Our big night at the Sambadrome was fast approaching and we were all bloco-d out, so we decided to take a day of rest from the partying to do some sightseeing. One of the New Seven Wonders of the World had been looking down on us, and it was time to pay him a visit. Cristo Redentor, or Christ the Redeemer, stands 30m tall on top of Corcovado Mountain, with panoramic views of Rio, the Sugarloaf and Guanabara Bay. To get to the top, you take the Corcovado train, which costs €10 and leaves every half hour. We had heard horror stories about five-hour queues, but we didn't experience this at all; in fact, quite the opposite. We arrived early, which is advised, joined a queue of around 15 people, picked up our tickets, hopped on an empty train and pulled out of the station a couple of minutes later.

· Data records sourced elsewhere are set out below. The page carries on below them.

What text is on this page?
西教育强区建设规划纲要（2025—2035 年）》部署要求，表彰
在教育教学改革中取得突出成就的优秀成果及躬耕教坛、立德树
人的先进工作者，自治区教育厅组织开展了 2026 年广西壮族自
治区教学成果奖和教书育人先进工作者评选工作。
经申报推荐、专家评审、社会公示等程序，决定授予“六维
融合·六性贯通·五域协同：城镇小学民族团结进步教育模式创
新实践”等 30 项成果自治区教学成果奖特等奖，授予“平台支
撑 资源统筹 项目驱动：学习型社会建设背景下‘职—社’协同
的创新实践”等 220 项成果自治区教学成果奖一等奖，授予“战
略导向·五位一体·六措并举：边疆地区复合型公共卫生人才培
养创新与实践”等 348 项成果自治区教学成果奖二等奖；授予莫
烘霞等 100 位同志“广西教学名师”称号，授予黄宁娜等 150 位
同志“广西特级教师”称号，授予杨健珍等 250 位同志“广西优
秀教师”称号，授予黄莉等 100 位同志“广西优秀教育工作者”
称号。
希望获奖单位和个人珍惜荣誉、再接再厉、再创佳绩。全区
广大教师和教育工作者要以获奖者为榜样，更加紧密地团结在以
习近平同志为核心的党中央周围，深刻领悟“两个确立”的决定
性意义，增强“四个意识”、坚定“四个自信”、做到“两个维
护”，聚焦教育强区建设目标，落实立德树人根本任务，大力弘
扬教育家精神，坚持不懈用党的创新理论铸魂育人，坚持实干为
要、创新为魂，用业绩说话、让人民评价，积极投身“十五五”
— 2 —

The views on the ascent are as impressive as those from the top; pulling up to such an iconic landmark in person is actually a bit of an adrenaline rush.

Watch out for "photographers" who'll offer to take your photo for way too much money. With a bit of patience, you'll get a better one yourself. When we arrived back, we got a table at Rio's most famous traditional churrascaria restaurant, Porcao Rios. Churrascaria is essentially a very posh barbecue; an impressive array of the finest meats are cooked on charcoal and brought to your table until you can't eat any more. On arrival, you're given a card: one side is green and the other red, you simply flip it on the table to signal when you would like more and when you're taking a breather. It's all accompanied by the most extensive buffet of sides you can imagine, and to top it all off, floor-to-ceiling glass windows provide views of the Sugarloaf. Win-win!

The Sambadrome parade starts at 8pm and wraps up around 6am, and we whiled away our entire next day dying to get there. Samba schools train, rehearse and prepare all year for this ferociously competitive finale, performed in front of 90,000 live spectators and millions of others watching from home.

The samba schools parade their unique themes one after another along the 700-metre stretch, with thousands of dancers, drum sections and floats. We had anticipated not lasting the full run from 8pm until 6am standing in the bleachers, especially because it was raining, but when 6am rolled around and the last dancer disappeared from the end of the avenue, I was still ready for more. It was the most incredible show I have ever been treated to - ever! Forget Vegas, forget Broadway, forget Mardi Gras, and any other festival the world over. No production or party or piece of theatrics has ever impressed me like this extravaganza. The sheer scale, attention to detail and assault on the senses is overwhelming. It is spectacular. Plus the arses - special mention to those incredible Brazilian arses.

Martin has since told me that he feels his sole purpose on earth now is to make sure as many people as possible experience Carnival in Rio. If you can, make it something you go see in your lifetime. You won't regret it.